Imagine if one club's academy produced Michael Owen, Jamie Carragher, Sol Campbell, Joe Cole, Jermain Defoe, Andy Cole, Wes Brown, Nicky Barmby and Scott Parker. Blimey, Chelsea would have their scouts parked permanently outside with a good pair of binoculars and a pile of blank contracts.
Those players have one thing in common: they were all graduates of Lilleshall, the Football Association's former national school for outstanding young footballers, which has now been shut for 10 years. It is not just the 10-year anniversary that makes it poignant but the fact that the last major graduate of Lilleshall – Defoe – is now approaching his peak years as a player.

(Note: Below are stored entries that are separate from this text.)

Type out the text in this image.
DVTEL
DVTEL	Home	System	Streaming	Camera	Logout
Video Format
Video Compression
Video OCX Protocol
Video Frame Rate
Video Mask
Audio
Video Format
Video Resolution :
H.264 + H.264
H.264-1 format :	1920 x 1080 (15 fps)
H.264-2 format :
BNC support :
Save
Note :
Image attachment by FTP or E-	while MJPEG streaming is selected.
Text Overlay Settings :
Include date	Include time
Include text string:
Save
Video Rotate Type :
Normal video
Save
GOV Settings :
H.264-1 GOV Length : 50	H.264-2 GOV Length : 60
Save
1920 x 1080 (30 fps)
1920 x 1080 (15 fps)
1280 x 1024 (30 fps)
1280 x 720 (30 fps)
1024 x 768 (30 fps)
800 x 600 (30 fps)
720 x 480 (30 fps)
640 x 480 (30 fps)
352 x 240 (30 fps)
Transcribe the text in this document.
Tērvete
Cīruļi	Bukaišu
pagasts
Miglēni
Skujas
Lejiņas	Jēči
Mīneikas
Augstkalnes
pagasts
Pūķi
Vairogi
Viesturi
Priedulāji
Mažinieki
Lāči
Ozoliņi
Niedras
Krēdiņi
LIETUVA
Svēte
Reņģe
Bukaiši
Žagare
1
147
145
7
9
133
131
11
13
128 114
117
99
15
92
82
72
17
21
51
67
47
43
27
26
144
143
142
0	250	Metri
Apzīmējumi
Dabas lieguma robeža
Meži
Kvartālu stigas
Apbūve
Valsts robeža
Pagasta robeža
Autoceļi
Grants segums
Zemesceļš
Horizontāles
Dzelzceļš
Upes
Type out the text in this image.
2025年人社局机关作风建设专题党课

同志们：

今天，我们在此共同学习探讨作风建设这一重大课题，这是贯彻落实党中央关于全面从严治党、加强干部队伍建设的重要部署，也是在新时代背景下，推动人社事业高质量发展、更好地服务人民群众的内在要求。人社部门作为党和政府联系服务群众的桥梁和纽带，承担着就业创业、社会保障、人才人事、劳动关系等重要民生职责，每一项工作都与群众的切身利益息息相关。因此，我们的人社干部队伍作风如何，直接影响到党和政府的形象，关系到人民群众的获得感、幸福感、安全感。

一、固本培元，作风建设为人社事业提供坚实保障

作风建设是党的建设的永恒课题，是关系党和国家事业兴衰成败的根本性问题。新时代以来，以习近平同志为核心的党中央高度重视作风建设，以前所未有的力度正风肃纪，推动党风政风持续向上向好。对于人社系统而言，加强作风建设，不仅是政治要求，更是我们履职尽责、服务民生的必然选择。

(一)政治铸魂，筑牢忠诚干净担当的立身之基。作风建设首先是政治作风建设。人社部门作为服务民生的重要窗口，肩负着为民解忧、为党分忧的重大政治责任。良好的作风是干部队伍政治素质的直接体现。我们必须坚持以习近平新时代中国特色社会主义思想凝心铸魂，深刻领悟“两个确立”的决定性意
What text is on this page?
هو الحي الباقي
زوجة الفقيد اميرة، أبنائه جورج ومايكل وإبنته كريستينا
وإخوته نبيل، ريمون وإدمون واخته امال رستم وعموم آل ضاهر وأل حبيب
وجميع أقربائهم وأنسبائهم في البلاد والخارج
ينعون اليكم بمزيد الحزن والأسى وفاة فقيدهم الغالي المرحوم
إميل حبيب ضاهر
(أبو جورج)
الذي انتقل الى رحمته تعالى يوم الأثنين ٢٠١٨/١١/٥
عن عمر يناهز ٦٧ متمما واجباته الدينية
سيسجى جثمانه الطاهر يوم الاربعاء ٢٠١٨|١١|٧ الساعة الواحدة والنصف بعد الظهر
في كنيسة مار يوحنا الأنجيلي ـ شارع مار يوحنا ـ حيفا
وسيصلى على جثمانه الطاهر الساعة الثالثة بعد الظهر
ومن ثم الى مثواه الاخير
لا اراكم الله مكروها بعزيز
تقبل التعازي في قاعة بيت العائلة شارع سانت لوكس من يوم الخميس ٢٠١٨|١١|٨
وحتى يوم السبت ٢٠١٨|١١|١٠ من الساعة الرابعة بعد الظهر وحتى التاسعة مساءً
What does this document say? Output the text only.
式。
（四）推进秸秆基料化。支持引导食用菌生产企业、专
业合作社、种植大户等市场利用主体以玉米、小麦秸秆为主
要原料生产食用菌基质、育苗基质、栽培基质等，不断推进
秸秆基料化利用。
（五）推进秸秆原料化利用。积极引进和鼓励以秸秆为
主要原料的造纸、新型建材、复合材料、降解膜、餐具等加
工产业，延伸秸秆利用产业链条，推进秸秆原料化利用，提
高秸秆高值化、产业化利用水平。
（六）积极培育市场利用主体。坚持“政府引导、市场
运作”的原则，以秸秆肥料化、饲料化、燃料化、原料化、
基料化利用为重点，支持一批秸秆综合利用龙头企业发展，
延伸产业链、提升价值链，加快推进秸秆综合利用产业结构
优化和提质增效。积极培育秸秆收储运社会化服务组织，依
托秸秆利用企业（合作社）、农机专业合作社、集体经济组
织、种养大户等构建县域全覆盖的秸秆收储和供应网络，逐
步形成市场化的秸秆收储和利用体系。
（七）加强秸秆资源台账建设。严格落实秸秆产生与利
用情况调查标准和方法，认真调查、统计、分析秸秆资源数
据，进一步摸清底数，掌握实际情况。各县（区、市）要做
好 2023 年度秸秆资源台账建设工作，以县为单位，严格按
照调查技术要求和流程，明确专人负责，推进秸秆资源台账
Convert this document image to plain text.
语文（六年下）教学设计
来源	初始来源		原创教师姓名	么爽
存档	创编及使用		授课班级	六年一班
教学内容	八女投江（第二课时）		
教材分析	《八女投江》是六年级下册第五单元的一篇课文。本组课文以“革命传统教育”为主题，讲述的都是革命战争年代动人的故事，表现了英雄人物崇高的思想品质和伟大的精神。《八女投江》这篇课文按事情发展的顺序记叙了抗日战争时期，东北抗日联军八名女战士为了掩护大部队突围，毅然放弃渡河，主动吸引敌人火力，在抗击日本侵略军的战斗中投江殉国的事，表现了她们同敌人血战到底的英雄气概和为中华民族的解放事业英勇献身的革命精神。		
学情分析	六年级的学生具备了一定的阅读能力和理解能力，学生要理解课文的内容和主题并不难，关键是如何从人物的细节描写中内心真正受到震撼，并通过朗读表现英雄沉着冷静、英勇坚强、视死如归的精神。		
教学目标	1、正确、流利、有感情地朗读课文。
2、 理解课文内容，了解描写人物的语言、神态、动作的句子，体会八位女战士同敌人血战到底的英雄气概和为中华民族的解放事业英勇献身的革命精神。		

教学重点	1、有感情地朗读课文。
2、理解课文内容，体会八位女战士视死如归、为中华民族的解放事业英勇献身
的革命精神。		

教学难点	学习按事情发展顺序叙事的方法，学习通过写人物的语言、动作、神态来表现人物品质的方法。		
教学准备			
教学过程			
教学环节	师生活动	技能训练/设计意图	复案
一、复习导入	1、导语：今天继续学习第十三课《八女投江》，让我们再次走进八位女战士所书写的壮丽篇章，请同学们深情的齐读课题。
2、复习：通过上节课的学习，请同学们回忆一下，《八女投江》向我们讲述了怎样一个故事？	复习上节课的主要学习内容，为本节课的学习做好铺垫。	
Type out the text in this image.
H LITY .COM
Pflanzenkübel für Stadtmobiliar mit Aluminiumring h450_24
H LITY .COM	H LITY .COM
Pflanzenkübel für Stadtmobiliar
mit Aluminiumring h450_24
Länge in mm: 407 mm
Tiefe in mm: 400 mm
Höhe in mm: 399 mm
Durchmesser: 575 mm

After Defoe, the Lilleshall legacy will wither away, another memory from English football's past. Tony Pickerin, the former principal, who is still fondly mentioned by the likes of Joe Cole as the firm but fair headmaster, is now retired and declined to talk when contacted by The Independent this week. Not surprising, because it was football politics that did for Lilleshall. But Lilleshall might just be due a comeback.
Lilleshall, or rather the coaching model that brings together the very best players from all over the country to live and train together, is back in vogue. In fact, French football has just approved a radical change to the way they develop young players. Their club academy system which, like England, produces so many footballers who never make it, is out. Centralised academies and fewer players are in.
Lilleshall was a brave experiment that worked in a more innocent time for English football. The best schoolboys in the land, whether they were affiliated to a club or not, were sent for a trial in Shropshire and, if successful, stayed from between the ages of 14 and 16 for an intensive football education before returning to their clubs.
Yes, there were mistakes. Steven Gerrard was unaccountably rejected at trial. But the French were so impressed that they set up an identical string of regional academies for the same age group – of which the famous Clairefontaine is one – and, as time was being called on Lilleshall, some of France's kids were in the 1998 World Cup-winning team.
English football went the other way. The then Premier League chief executive Rick Parry decreed that clubs should have their own academies, albeit restricted in their scope for recruitment by geographical limitations. More clubs established academies than had been intended and now instead of a select few there are 41. The practice of poaching foreign teenagers has grown, which led to the unedifying Gaël Kakuta affair at Chelsea. Quotas for home-grown players have been introduced to appease the governing bodies Uefa and Fifa.
Last week, Arsène Wenger laid out the problem for English clubs: they are squeezed by the academy system's limitations at home and a potential ban on signing foreign under-18s from abroad. The system is creaking. The progressive recommendations made by Richard Lewis, in his 2007 report into youth development, have been killed off in the committee rooms.
The answer may lie with a visionary youth coach from France. Frédéric Paquet is the academy director of Lille OSC and he has formulated the plan to scrap the very system he is part of. French clubs are already reducing the amount of boys in their academies and soon they will thin down the age groups from 15 to 18 to a handful of players. Those boys will attend regional academies with their peers from other clubs.
Paquet has already given presentations on his plans to Premier League academy directors. In England it would mean the end of academy football as we know it. No youth teams, no big academy facilities at every top club. Just a handful of super-academies, like Lilleshall, dotted around the country coaching the best players from the surrounding clubs.
Paquet makes a persuasive case. "In France we have between 32 and 35 club academies who spend a total of €70m-€80m [£64m-£73m] a year," he told The Independent. "That means each year we produce 250 to 300 players. We only need 100 each year so that makes between 100 and 200 unemployed. This is almost stupid.
"At Lille we have 60 players between the age of 16 and 19 and of that group we think only 10 have the ability to make it as professionals. Why, as a sport, are we spending €80m for a 70 per cent failure rate?"
Paquet believes that the best players from across the country training with each other every day will mean they have a greater exponential improvement. He admits there are drawbacks, that a young player will not be immersed in the culture of his particular club. But he poses one fundamental question. "At the end of the day the question is: what system is more efficient in making good players?"
There are obvious problems with a centralised academy system, such as smaller clubs losing boys who have their heads turned. When Trevor Sinclair was a teenager, Blackpool opposed him attending Lilleshall for fear of losing him to a bigger club. Incredibly, in Lilleshall's early years, it was suggested that the FA should own the registrations of the players and the clubs then buy them from the governing body.
That idea looks absurdly old- fashioned now because the clubs have all the power and if the Paquet system was to be adopted in England it would, in all likelihood, be the Premier League and Football League which administered it rather than the FA. But one thing is clear: the academy system that produces the next generation of young English players needs a revamp.
That is not to say that the current system that Howard Wilkinson came up with in 1997 was completely wrong; just that, with football having changed dramatically, it might not be right for today. As usual, the French are forging ahead with an idea that is bold and interesting and English football owes it to the next generation to keep up.